I have a dream: comincia con queste parole immortali il discorso che Martin Luther King pronunciò il 28 agosto 1963 a Washington, affidando alla folla alcuni tratti di una società statunitense rinnovata, in cui tutti potessero sentirsi a casa. Non chiedeva chissà quale rivoluzione, chissà quali beni, chissà quale concessione: solo un radicale cambiamento di mentalità e il riconoscimento dell’umanità delle persone a prescindere dal colore della loro pelle.

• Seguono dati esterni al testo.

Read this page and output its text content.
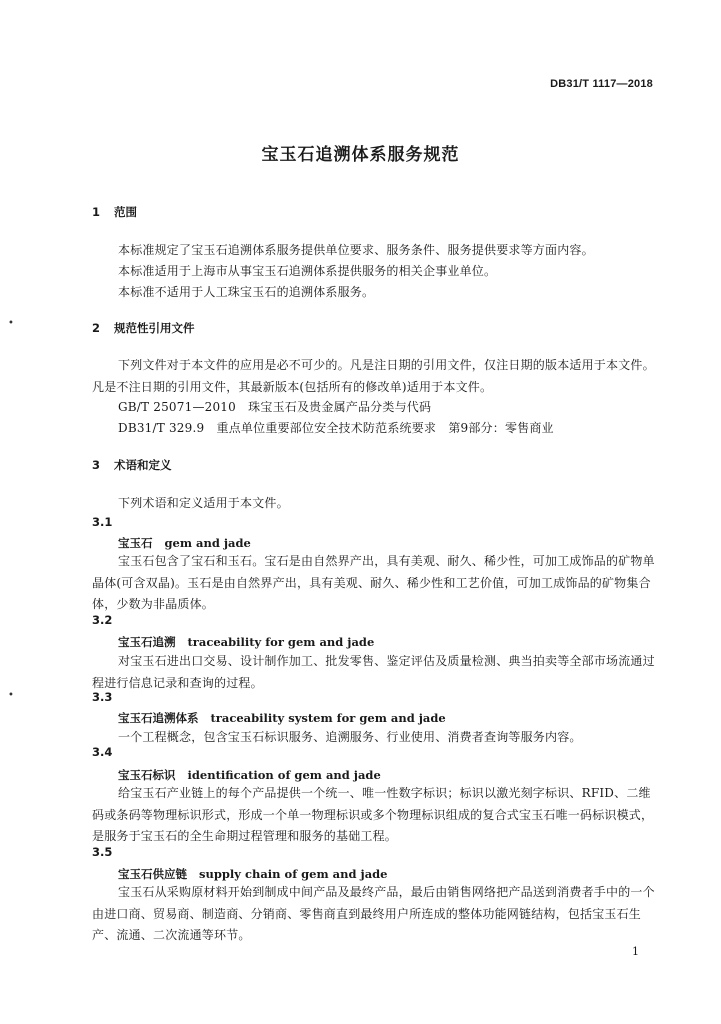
DB31/T 1117—2018
宝玉石追溯体系服务规范
1 范围
本标准规定了宝玉石追溯体系服务提供单位要求、服务条件、服务提供要求等方面内容。
本标准适用于上海市从事宝玉石追溯体系提供服务的相关企事业单位。
本标准不适用于人工珠宝玉石的追溯体系服务。
2 规范性引用文件
下列文件对于本文件的应用是必不可少的。凡是注日期的引用文件，仅注日期的版本适用于本文件。凡是不注日期的引用文件，其最新版本(包括所有的修改单)适用于本文件。
GB/T 25071—2010　珠宝玉石及贵金属产品分类与代码
DB31/T 329.9　重点单位重要部位安全技术防范系统要求　第9部分：零售商业
3 术语和定义
下列术语和定义适用于本文件。
3.1
宝玉石 gem and jade
宝玉石包含了宝石和玉石。宝石是由自然界产出，具有美观、耐久、稀少性，可加工成饰品的矿物单晶体(可含双晶)。玉石是由自然界产出，具有美观、耐久、稀少性和工艺价值，可加工成饰品的矿物集合体，少数为非晶质体。
3.2
宝玉石追溯 traceability for gem and jade
对宝玉石进出口交易、设计制作加工、批发零售、鉴定评估及质量检测、典当拍卖等全部市场流通过程进行信息记录和查询的过程。
3.3
宝玉石追溯体系 traceability system for gem and jade
一个工程概念，包含宝玉石标识服务、追溯服务、行业使用、消费者查询等服务内容。
3.4
宝玉石标识 identification of gem and jade
给宝玉石产业链上的每个产品提供一个统一、唯一性数字标识；标识以激光刻字标识、RFID、二维码或条码等物理标识形式，形成一个单一物理标识或多个物理标识组成的复合式宝玉石唯一码标识模式，是服务于宝玉石的全生命期过程管理和服务的基础工程。
3.5
宝玉石供应链 supply chain of gem and jade
宝玉石从采购原材料开始到制成中间产品及最终产品，最后由销售网络把产品送到消费者手中的一个由进口商、贸易商、制造商、分销商、零售商直到最终用户所连成的整体功能网链结构，包括宝玉石生产、流通、二次流通等环节。
1
•
•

Anche Gesù affida il suo sogno ai discepoli che lo ascoltano: anche a loro, suggerisce un netto cambio di prospettiva, una conversione del cuore. La questione è intrigante anche per noi, anche noi ci sentiamo punzecchiati dalle sue parole: è esperienza di ciascuno e ciascuna di noi la fatica di stare nelle relazioni in cui non veniamo trattati come vorremmo, nelle relazioni in cui l’altro – magari dopo un gesto gentile – ci risponde con uno schiaffo. Spesso la violenza che subiamo o che agiamo non è fisica, ma tocca i nostri affetti, i nostri sentimenti, la nostra identità più profonda di amici, di fratelli o sorelle, di sposi, di persone vicine.
È la vicenda – tra gli altri – di Davide, che dopo aver servito Saul con fedeltà, si trova inseguito e perseguitato per invidia. Ma Davide non risponde alla persecuzione con la violenza; non risponde all’invidia con la cattiveria; non risponde alle angherie del vecchio Saul con un torto facilitato dalla sua forza giovanile e dalla sua furbizia. Ruba una lancia, per dimostrare che se anche ha potuto colpire, ha scelto di non farlo: è una testimonianza di libertà.

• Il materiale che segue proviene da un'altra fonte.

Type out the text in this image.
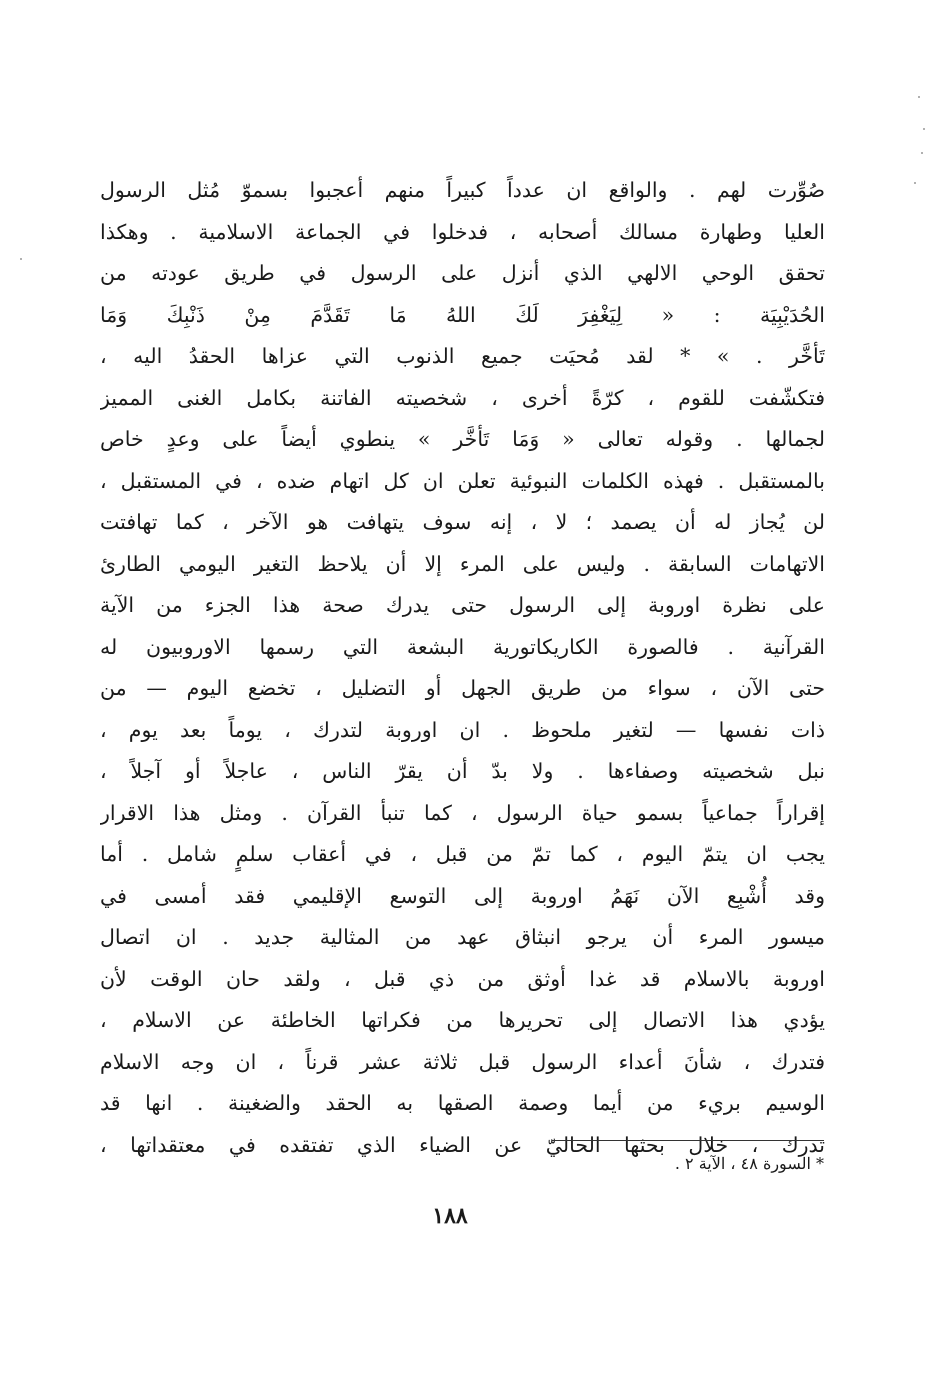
صُوِّرت لهم . والواقع ان عدداً كبيراً منهم أعجبوا بسموّ مُثل الرسول
العليا وطهارة مسالك أصحابه ، فدخلوا في الجماعة الاسلامية . وهكذا
تحقق الوحي الالهي الذي أنزل على الرسول في طريق عودته من
الحُدَيْبِيَة : « لِيَغْفِرَ لَكَ اللهُ مَا تَقَدَّمَ مِنْ ذَنْبِكَ وَمَا
تَأخَّر . » * لقد مُحيَت جميع الذنوب التي عزاها الحقدُ اليه ،
فتكشّفت للقوم ، كرّةً أخرى ، شخصيته الفاتنة بكامل الغنى المميز
لجمالها . وقوله تعالى « وَمَا تَأخَّر » ينطوي أيضاً على وعدٍ خاص
بالمستقبل . فهذه الكلمات النبوئية تعلن ان كل اتهام ضده ، في المستقبل ،
لن يُجاز له أن يصمد ؛ لا ، إنه سوف يتهافت هو الآخر ، كما تهافتت
الاتهامات السابقة . وليس على المرء إلا أن يلاحظ التغير اليومي الطارئ
على نظرة اوروبة إلى الرسول حتى يدرك صحة هذا الجزء من الآية
القرآنية . فالصورة الكاريكاتورية البشعة التي رسمها الاوروبيون له
حتى الآن ، سواء من طريق الجهل أو التضليل ، تخضع اليوم — من
ذات نفسها — لتغير ملحوظ . ان اوروبة لتدرك ، يوماً بعد يوم ،
نبل شخصيته وصفاءها . ولا بدّ أن يقرّ الناس ، عاجلاً أو آجلاً ،
إقراراً جماعياً بسمو حياة الرسول ، كما تنبأ القرآن . ومثل هذا الاقرار
يجب ان يتمّ اليوم ، كما تمّ من قبل ، في أعقاب سلمٍ شامل . أما
وقد أُشْبِع الآن نَهَمُ اوروبة إلى التوسع الإقليمي فقد أمسى في
ميسور المرء أن يرجو انبثاق عهد من المثالية جديد . ان اتصال
اوروبة بالاسلام قد غدا أوثق من ذي قبل ، ولقد حان الوقت لأن
يؤدي هذا الاتصال إلى تحريرها من فكراتها الخاطئة عن الاسلام ،
فتدرك ، شأنَ أعداء الرسول قبل ثلاثة عشر قرناً ، ان وجه الاسلام
الوسيم بريء من أيما وصمة الصقها به الحقد والضغينة . انها قد
تدرك ، خلال بحثها الحاليّ عن الضياء الذي تفتقده في معتقداتها ،
* السورة ٤٨ ، الآية ٢ .
١٨٨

È dare un futuro diverso alle nostre vicende, tortuose e ferite. È aprire la porta alla riconciliazione, a un “di più” di vita che il Vangelo accenna e che non dobbiamo solo rimandare in un futuro lontano, perché riguarda anche la qualità della nostra vita presente. “Come volete che gli uomini facciano a voi, così anche voi fate a loro”: il sogno di Gesù si riassume nel riconoscere che l’altro è un essere umano come noi, un figlio o una figlia dello stesso Padre che è nei cieli, un tesoro da custodire come siamo noi.
La conversione che ci è richiesta non è semplicemente un cambio di rotta morale o uno sforzo della nostra volontà: affonda le sue radici nel cuore di Dio, nel suo essere misericordioso. Gesù può sognare che la nostra umanità si trasfiguri solo perché siamo stati amati, siamo stati destinatari di misericordia. Solo perché Dio non fa preferenze, solo perché Dio ci tratta come vorremmo essere trattati – anche dall’alto della croce su cui lo abbiamo inchiodato perché troppo scomodo e troppo diverso dal Dio potente che abbiamo in testa! –, solo perché Dio ci ama “di più”, possiamo amare di più.
La poetessa Mariangela Gualtieri, in un suo scritto, ci affida parole che ci toccano, perché smascherano il nostro desiderio; forse ci aiutano a prendere consapevolezza di come Dio agisce con noi e spalancano la possibilità di una vita diversa, di un amore più pieno, di un nuovo modo di essere con gli altri:
«Sii dolce con me. Sii gentile. È breve il tempo che resta. Poi saremo scie luminosissime. E quanta nostalgia avremo dell’umano. Come ora ne abbiamo dell’infinità. […] Sii dolce con me. Maneggiami con cura. Abbi la cautela dei cristalli con me e anche con te. Quello che siamo è prezioso più dell’opera blindata nei sotterranei e affettivo e fragile. La vita ha bisogno di un corpo per essere e tu sii dolce con ogni corpo. Tocca leggermente, leggermente poggia il tuo piede e abbi cura di ogni meccanismo di volo di ogni guizzo e volteggio e maturazione e radice e scorrere d’acqua e scatto e becchettio e schiudersi o svanire di foglie fino al fenomeno della fioritura […] Ringraziamo. Ogni tanto».
È il sogno di Dio. È la nostra felicità.